Patrimoine foncier : des procédures judiciaires en cours
Concernant le patrimoine, la direction actuelle affirme avoir mis fin aux pratiques anciennes. La SIRAMA ne vend plus de terrains et n’accorde plus de baux emphytéotiques déguisés en ventes définitives.
Par ailleurs, plusieurs procédures judiciaires sont engagées pour récupérer des biens acquis illégalement, notamment à Nosy Be et à Toamasina. À Nosy Be, 18 affaires ont déjà été remportées devant les tribunaux, même si certaines décisions tardent à être appliquées. Des saisies immobilières ont également été ordonnées sur des terrains transformés en propriétés privées ou en infrastructures de loisirs. Le Bureau Indépendant Anti-Corruption (BIANCO) suit de près cette affaire portant sur plus de 416 hectares de terrains appartenant à la SIRAMA S.A a Nosy Be.

Pourquoi certaines usines restent à l’arrêt ?
Interrogé sur la situation des usines de Nosy Be et de Brickaville, le général Ramananarivo a tenu à clarifier les responsabilités.

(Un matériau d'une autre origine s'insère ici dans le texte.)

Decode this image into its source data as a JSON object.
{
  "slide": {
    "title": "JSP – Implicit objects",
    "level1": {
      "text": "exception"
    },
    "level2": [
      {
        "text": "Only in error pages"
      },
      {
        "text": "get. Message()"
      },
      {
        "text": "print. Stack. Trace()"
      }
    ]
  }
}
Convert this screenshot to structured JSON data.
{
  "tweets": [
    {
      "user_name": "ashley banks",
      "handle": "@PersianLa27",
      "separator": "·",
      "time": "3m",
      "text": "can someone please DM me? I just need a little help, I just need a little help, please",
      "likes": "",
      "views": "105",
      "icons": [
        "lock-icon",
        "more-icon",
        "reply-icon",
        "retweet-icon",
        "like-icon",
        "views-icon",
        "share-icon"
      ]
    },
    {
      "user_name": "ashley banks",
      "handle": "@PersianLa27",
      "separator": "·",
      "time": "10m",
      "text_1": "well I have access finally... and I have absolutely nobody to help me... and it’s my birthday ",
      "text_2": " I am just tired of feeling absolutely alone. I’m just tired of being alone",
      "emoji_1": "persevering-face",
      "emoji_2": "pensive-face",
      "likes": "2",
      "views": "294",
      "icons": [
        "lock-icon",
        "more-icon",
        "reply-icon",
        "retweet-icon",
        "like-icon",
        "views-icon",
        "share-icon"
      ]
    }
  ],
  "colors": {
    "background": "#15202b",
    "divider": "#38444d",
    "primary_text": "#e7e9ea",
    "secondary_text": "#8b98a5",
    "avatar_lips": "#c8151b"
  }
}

Ces sites ne sont plus exploités par la SIRAMA, mais par la SASM, dans le cadre d’un partenariat conclu en 2015 par les anciennes directions.
Ce partenariat qu’il qualifie de « fiasco », empêche aujourd’hui toute relance directe par l’équipe actuelle. De manière plus générale, le directeur général a rappelé que la remise en marche des usines ne faisait pas partie de sa mission initiale. « Si Ambilobe et Namakia ne fonctionnent pas, c’est la responsabilité des partenaires chinois. Si Nosy Be et Maromamy sont à l’arrêt, c’est celle de la SASM », a-t-il précisé.
Réponse aux détracteurs
Le directeur général n’a pas éludé les critiques personnelles. Il a dénoncé des attaques provenant de certains anciens responsables, impliqués selon lui dans des affaires judiciaires ou foncières liées à la gestion passée de l’entreprise. « Dès qu’on parle de la SIRAMA, on nous accuse, alors que c’est précisément cette société que nous avons redressée après des années de gabegie », a-t-il déclaré. Il a rappelé qu’avant 2020, l’entreprise était quasiment à l’arrêt, avec des infrastructures dégradées et des moyens matériels inutilisables.

Vers la relance de l’industrie sucrière
Sur le plan des perspectives, le général Ramananarivo a rappelé que Madagascar consomme environ 250 000 tonnes de sucre par an. La production nationale, quant à elle, ne dépasse pas 100 000 tonnes, rendant le pays dépendant des importations.
Pour réduire cet écart, la SIRAMA envisage la construction de deux, voire trois nouvelles usines modernes et mécanisées, implantées sur de vastes superficies agricoles adaptées à la culture de la canne à sucre. Chaque projet représenterait un investissement d’environ 30 millions de dollars. Les conditions techniques jugées nécessaires sont: disponibilité des terres, accès à l’eau et à l’énergie, infrastructures routières acceptables et main-d’œuvre locale expérimentée.
Une entreprise à reconstruire sur le long terme
Fondée en 1923, la SIRAMA s’apprête à franchir une nouvelle étape de son histoire. Pour le directeur général, l’objectif est clair : transformer une entreprise longtemps affaiblie en un acteur industriel moderne et compétitif. « Le redressement est fait. La relance industrielle demandera du temps, des investissements importants et des choix politiques clairs », a-t-il conclu.